Do ponto de vista estritamente econômico, muitos destes empreendimentos estariam condenados à falência. No entanto, apesar das dificuldades, eles sobrevivem, alguns já por anos. A literatura aponta como provável explicação para este fato a existência de outros ganhos, não-financeiros, tais como o aumento da auto-estima; conhecimento adquirido; a conscientização dos direitos cidadãos; a ampliação da visão de mundo; e o prazer derivado do trabalho em grupo. Tais ganhos assumem tamanha importância para os membros dos empreendimentos que os levam a permanecer nas iniciativas.

Moura e Meira (2002) observaram, ao realizarem uma pesquisa em uma cooperativa popular, que os seus membros valorizavam a possibilidade de ocupação econômica fornecida pelo empreendimento, e encaravam o trabalho coletivo como mais estimulante e mais agradável. Já Barros (2003) cita a presença, em uma outra iniciativa por ele estudada, elementos como a “[...] auto-estima, a identificação com o trabalho e com o grupo produtivo, o companheirismo, além de uma noção crescente de autonomia e cidadania [...]”.

Além disso, grande parte dos empreendimentos solidários não se mantém sozinhos, dependendo em grande parte do apoio financeiro e assessoria de entidades de apoio, empresas, governo, organizações não-governamentais e entidades internacionais de financiamento de projetos populares.

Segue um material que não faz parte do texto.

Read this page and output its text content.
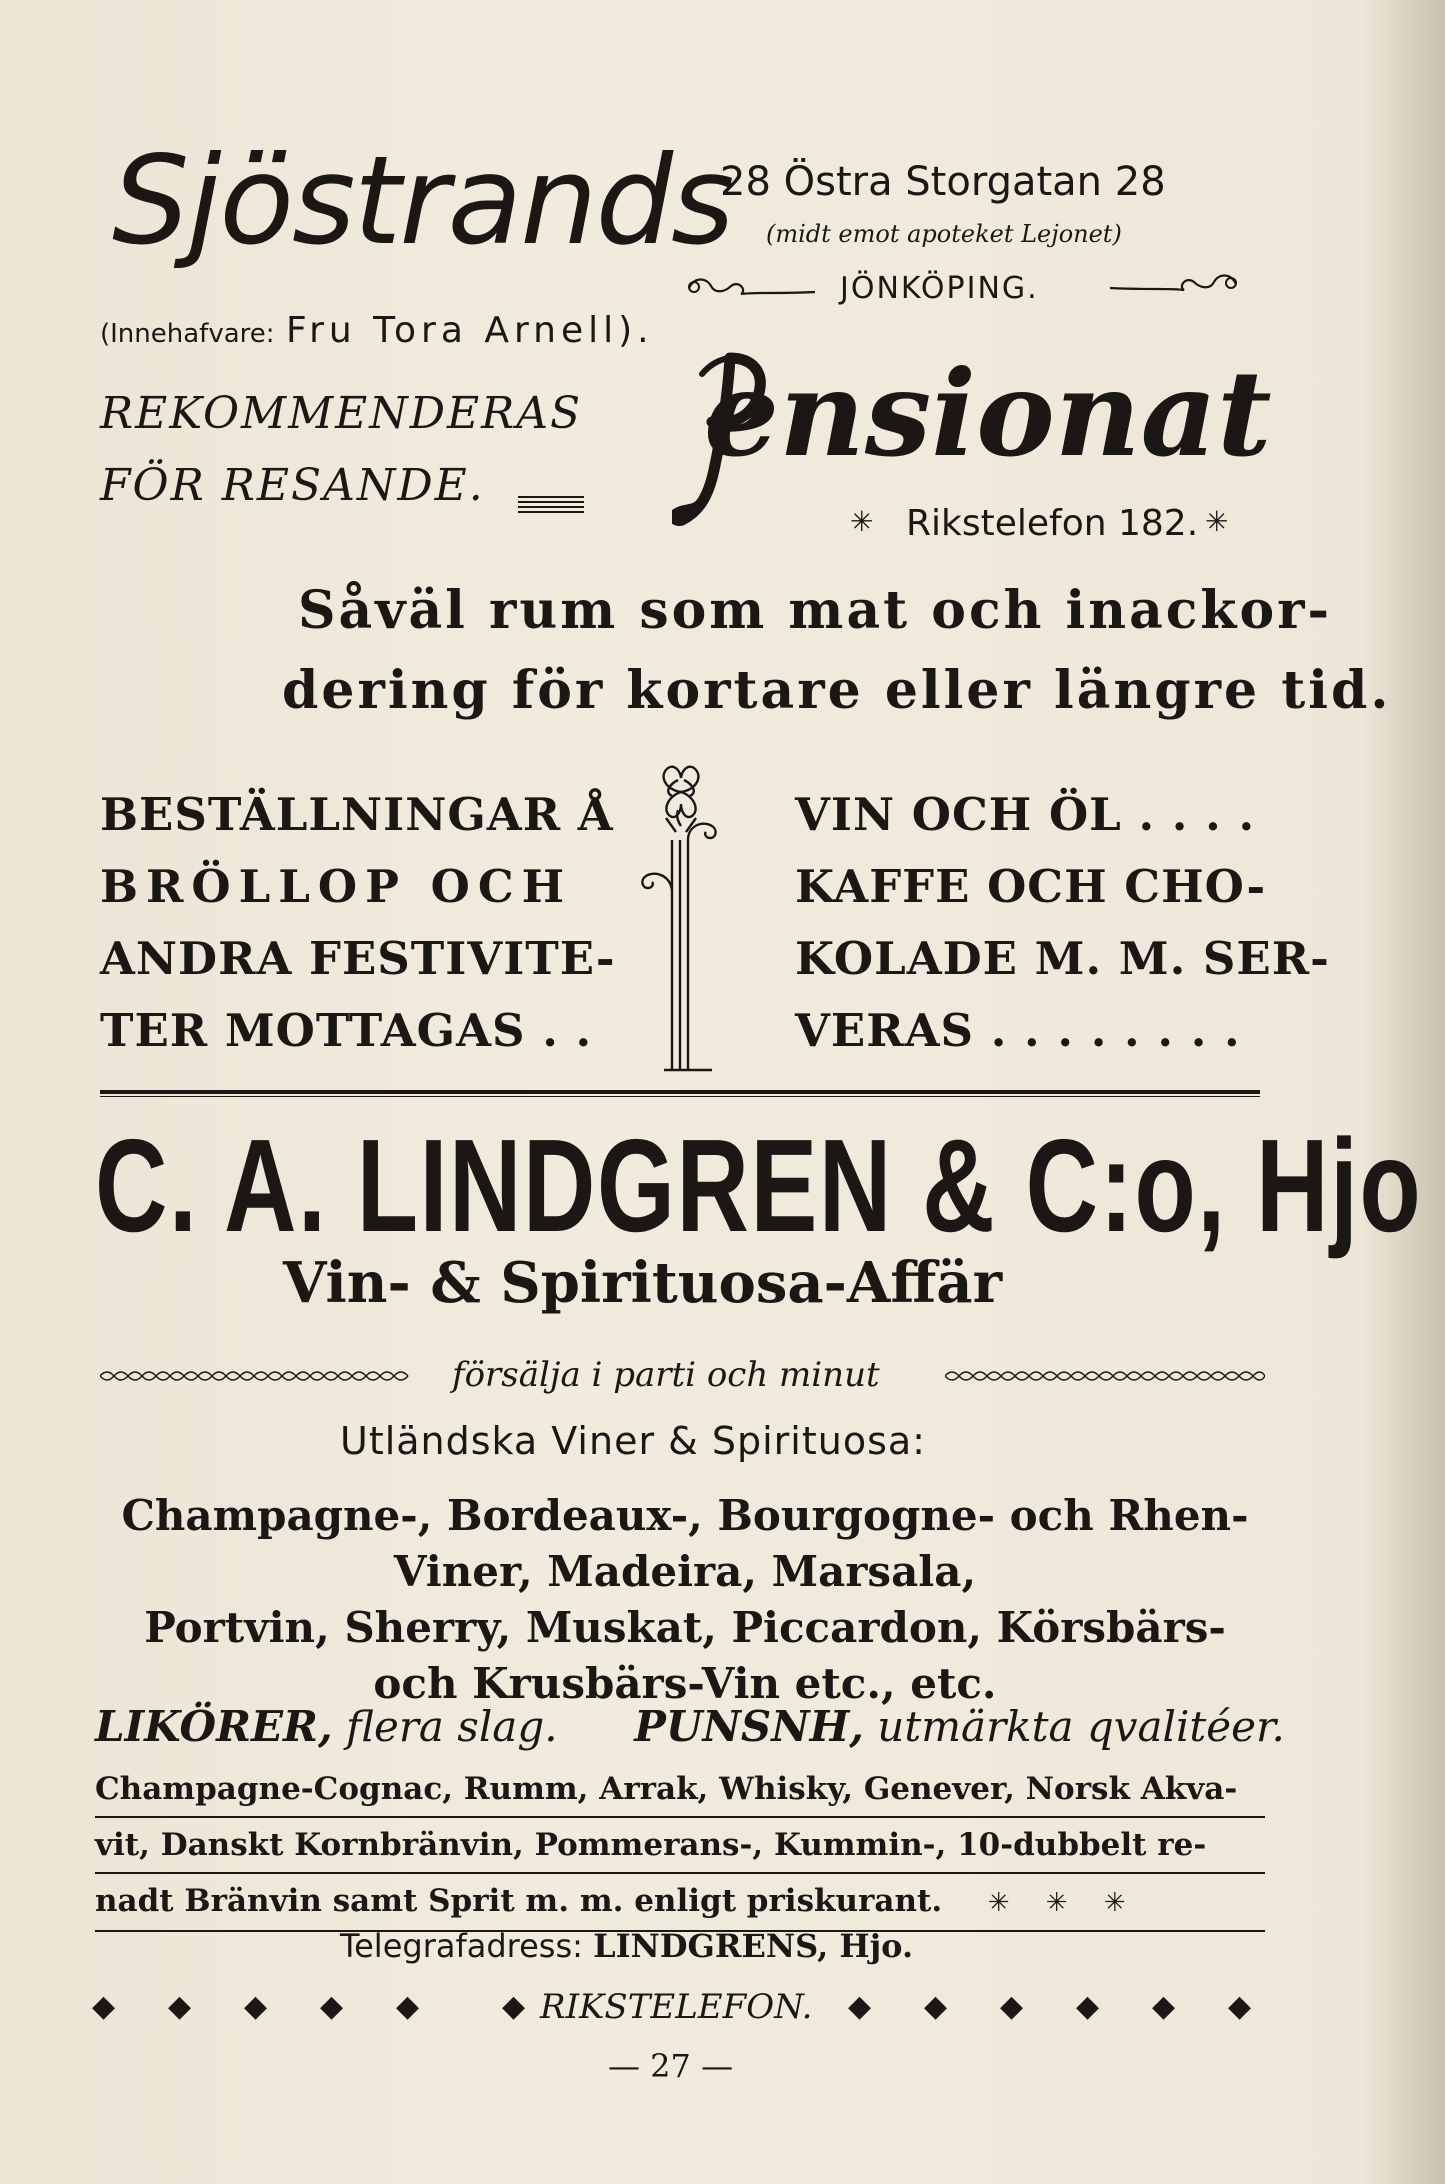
Sjöstrands
(Innehafvare: Fru Tora Arnell).
REKOMMENDERAS
FÖR RESANDE.
28 Östra Storgatan 28
(midt emot apoteket Lejonet)
JÖNKÖPING.
ensionat
✳ Rikstelefon 182. ✳
Såväl rum som mat och inackor-
dering för kortare eller längre tid.
BESTÄLLNINGAR Å
BRÖLLOP OCH
ANDRA FESTIVITE-
TER MOTTAGAS . .
VIN OCH ÖL . . . .
KAFFE OCH CHO-
KOLADE M. M. SER-
VERAS . . . . . . . .
C. A. LINDGREN & C:o, Hjo
Vin- & Spirituosa-Affär
försälja i parti och minut
Utländska Viner & Spirituosa:
Champagne-, Bordeaux-, Bourgogne- och Rhen-
Viner, Madeira, Marsala,
Portvin, Sherry, Muskat, Piccardon, Körsbärs-
och Krusbärs-Vin etc., etc.
LIKÖRER, flera slag. PUNSNH, utmärkta qvalitéer.
Champagne-Cognac, Rumm, Arrak, Whisky, Genever, Norsk Akva-
vit, Danskt Kornbränvin, Pommerans-, Kummin-, 10-dubbelt re-
nadt Bränvin samt Sprit m. m. enligt priskurant. ✳ ✳ ✳
Telegrafadress: LINDGRENS, Hjo.
◆ ◆ ◆ ◆ ◆	◆ RIKSTELEFON. ◆ ◆ ◆ ◆ ◆ ◆
— 27 —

Levando-se em conta o exposto, desenvolveu-se o estudo de caso descrito adiante.

4. Metodologia Adotada

Com o intuito de detectar aspectos que favorecem a sobrevivência das iniciativas solidárias, apesar das diversas forças contrárias a sua permanência; e analisar as soluções que os grupos adotaram para superar seus problemas, desenvolveu-se uma pesquisa de campo em seis empreendimentos solidários da cidade de Salvador. Inicialmente buscou-se comprovar a existência de problemas de gestão nos grupos pesquisados, bem como se identificar quais seriam estes. A constatação e a identificação desses problemas não só legitima o questionamento do problema de pesquisa como tem ainda o papel de auxiliar a busca dos fatores que levam à sobrevivência das cooperativas e das soluções encontradas.

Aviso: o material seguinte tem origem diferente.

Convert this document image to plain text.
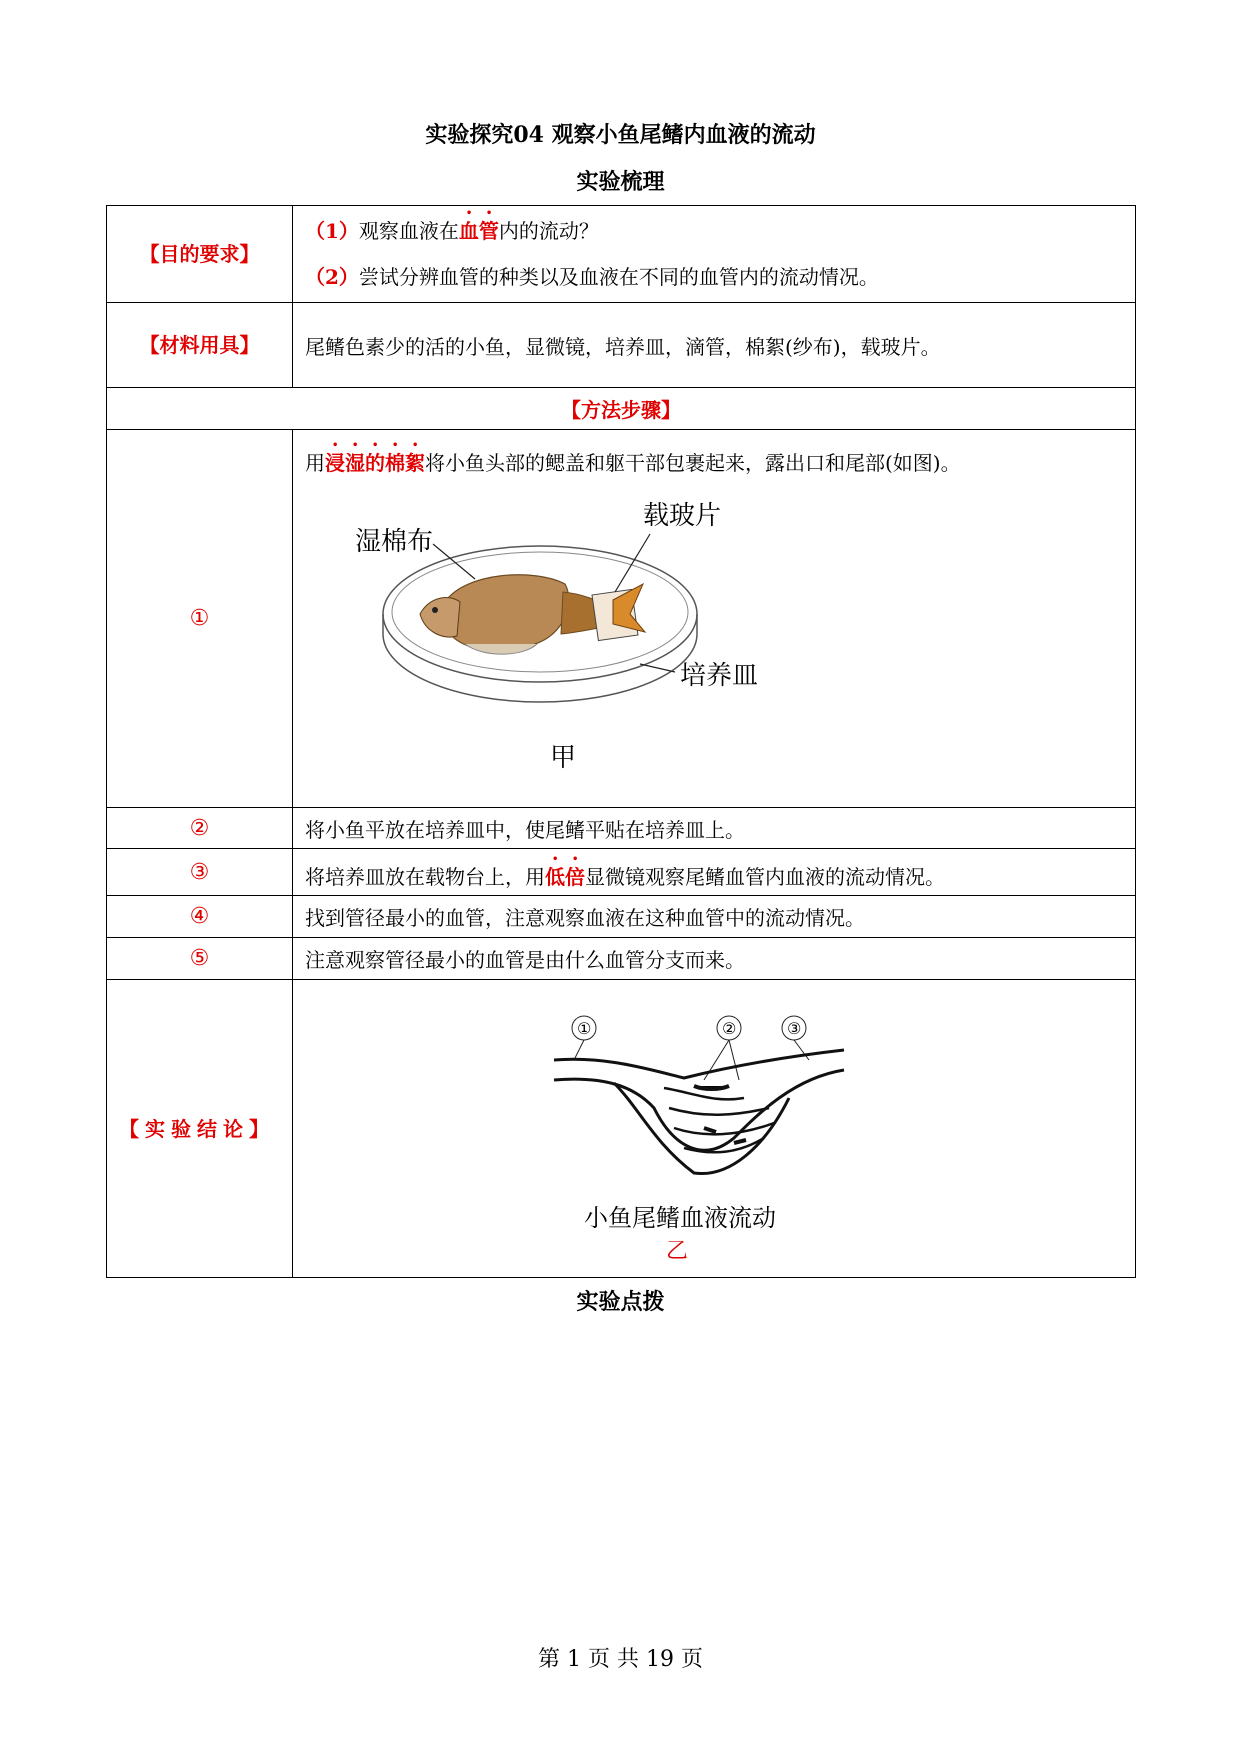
实验探究04 观察小鱼尾鳍内血液的流动
实验梳理
【目的要求】	（1）观察血液在血管内的流动？
（2）尝试分辨血管的种类以及血液在不同的血管内的流动情况。

【材料用具】	尾鳍色素少的活的小鱼，显微镜，培养皿，滴管，棉絮(纱布)，载玻片。
【方法步骤】	
①	用浸湿的棉絮将小鱼头部的鳃盖和躯干部包裹起来，露出口和尾部(如图)。
湿棉布
载玻片
培养皿
甲

②	将小鱼平放在培养皿中，使尾鳍平贴在培养皿上。
③	将培养皿放在载物台上，用低倍显微镜观察尾鳍血管内血液的流动情况。
④	找到管径最小的血管，注意观察血液在这种血管中的流动情况。
⑤	注意观察管径最小的血管是由什么血管分支而来。
【实验结论】	① ② ③
小鱼尾鳍血液流动
乙
实验点拨
第 1 页 共 19 页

Para conduzir o estudo, foi adotada uma pesquisa do tipo exploratória qualitativa descritiva, a partir de visitas aos empreendimentos escolhidos e entrevista com seus assessores, adotando-se como ferramenta um questionário, para detectar as dificuldades, e dois roteiros de entrevista (um direcionado aos membros dos grupos, e outro voltado para os técnicos), com a finalidade de aferir os fatores que levam os grupos a permanecerem ativos. Definiu-se como amostra o número de cinco pessoas por empreendimento, dentro de um universo que variou entre seis e cinqüenta e sete pessoas. Por ocasião das visitas, realizou-se ainda a observação direta dos processos produtivos e práticas de gestão.

Os grupos selecionados para compor o objeto de pesquisa foram escolhidos levando-se em conta o tempo de existência; a distinção da origem social dos associados; a facilidade de acesso a informações referentes à cooperativa; e o fato de pertencerem a comunidades populares e serem formados por pessoas de baixa renda. Os empreendimentos pertencem a comunidades distintas e são assessorados por entidades que utilizam variadas metodologias de apoio técnico.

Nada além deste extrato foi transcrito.